Luis Leyva, assistant professor of mathematics education at Vanderbilt University and director of PRISM (Power, Resistance & Identity in STEM) at Peabody College, led a research team that recently identified mechanisms in undergraduate calculus instruction that contribute to the function of introductory mathematics as a gatekeeper to STEM majors among Black students, Latin* students, and white women.
Findings from this research are presented in a paper, “Detailing Racialized and Gendered Mechanisms of Undergraduate Precalculus and Calculus Classroom Instruction,” published in the January 2021 edition of Cognition and Instruction. This research is part of a larger project for which Leyva serves as principal investigator. The project, COURAGE (Challenging, Operationalizing, and Understanding Racialized and Gendered Events) in Undergraduate Mathematics, received funding from the National Science Foundation’s Division of Undergraduate Education (Improving Undergraduate STEM Education).
Leyva and fellow researchers at Rutgers University conducted a study that examined underrepresented students’ perceptions of calculus instruction in a large, public, and historically white research university in the northeastern United States. Using individual interviews with 20 undergraduate students underrepresented in terms of race and gender, the research team explored features of calculus instruction that contributed to experiences of racial and gender oppression.

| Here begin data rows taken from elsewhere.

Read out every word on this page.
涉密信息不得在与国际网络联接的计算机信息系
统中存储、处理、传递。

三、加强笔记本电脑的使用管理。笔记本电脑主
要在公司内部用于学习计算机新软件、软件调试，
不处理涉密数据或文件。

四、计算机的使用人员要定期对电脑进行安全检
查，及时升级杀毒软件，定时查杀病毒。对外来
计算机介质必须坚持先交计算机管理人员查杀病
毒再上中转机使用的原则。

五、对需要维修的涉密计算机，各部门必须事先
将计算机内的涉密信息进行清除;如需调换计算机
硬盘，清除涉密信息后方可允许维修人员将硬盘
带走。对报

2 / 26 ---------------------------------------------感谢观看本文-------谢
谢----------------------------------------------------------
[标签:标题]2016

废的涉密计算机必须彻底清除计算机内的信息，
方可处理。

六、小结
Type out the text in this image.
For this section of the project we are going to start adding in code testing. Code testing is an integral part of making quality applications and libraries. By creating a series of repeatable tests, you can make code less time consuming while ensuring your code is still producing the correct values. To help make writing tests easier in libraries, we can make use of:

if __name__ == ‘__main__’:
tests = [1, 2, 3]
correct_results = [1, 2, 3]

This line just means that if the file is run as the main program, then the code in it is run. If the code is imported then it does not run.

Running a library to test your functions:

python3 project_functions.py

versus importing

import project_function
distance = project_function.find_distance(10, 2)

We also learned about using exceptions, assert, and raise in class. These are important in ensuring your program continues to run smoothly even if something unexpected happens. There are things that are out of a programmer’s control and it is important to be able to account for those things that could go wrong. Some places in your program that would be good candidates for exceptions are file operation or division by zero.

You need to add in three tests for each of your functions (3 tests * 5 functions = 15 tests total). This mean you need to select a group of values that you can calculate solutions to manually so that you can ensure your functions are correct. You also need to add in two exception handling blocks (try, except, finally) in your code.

The team centered interviews around stimulus prompts of instructional events collected through study participants’ journaling of calculus classroom experiences. One event called course drop, for example, features an instructor advising an entire class to consider dropping down a course level or not continuing onto Calculus 2 if students could not solve a problem quickly. Participants perceived this type of event as frequently occurring in calculus instruction. Leyva and his team documented how participants’ awareness of Black people, Latin* people, and white women as underrepresented in scientific fields contributed to questioning their sense of belonging and ability as aspiring STEM majors.
In addition to activating narrow ideas of who belongs in STEM, Leyva found another common mechanism across underrepresented students’ perceptions of calculus instruction as an oppressive experience. This mechanism occurred during instructional moments when students’ contributions are dismissed or neglected in calculus classrooms. Underrepresented students perceived such instances as aligning with racial and gender stereotypes of mathematics, which limited their comfort level for asking questions or sharing their ideas in calculus classrooms.
Taken together, the discouraging mechanisms that Leyva and his team documented reveal that stereotypes, underrepresentation, and other broader influences of oppression are often unchallenged in traditional forms of calculus instruction. Leyva suggests that instructors of these courses need to approach instruction with awareness of how these influences uniquely impact underrepresented students’ classroom experiences, which have major implications for diversifying STEM fields.
“With greater awareness of how stereotyping shapes instructional mechanisms, instructors can develop norms of engagement with their students to avoid inadvertently perpetuating racial and gendered hierarchies of mathematical ability that produce inequitable learning opportunities in calculus,” Leyva said.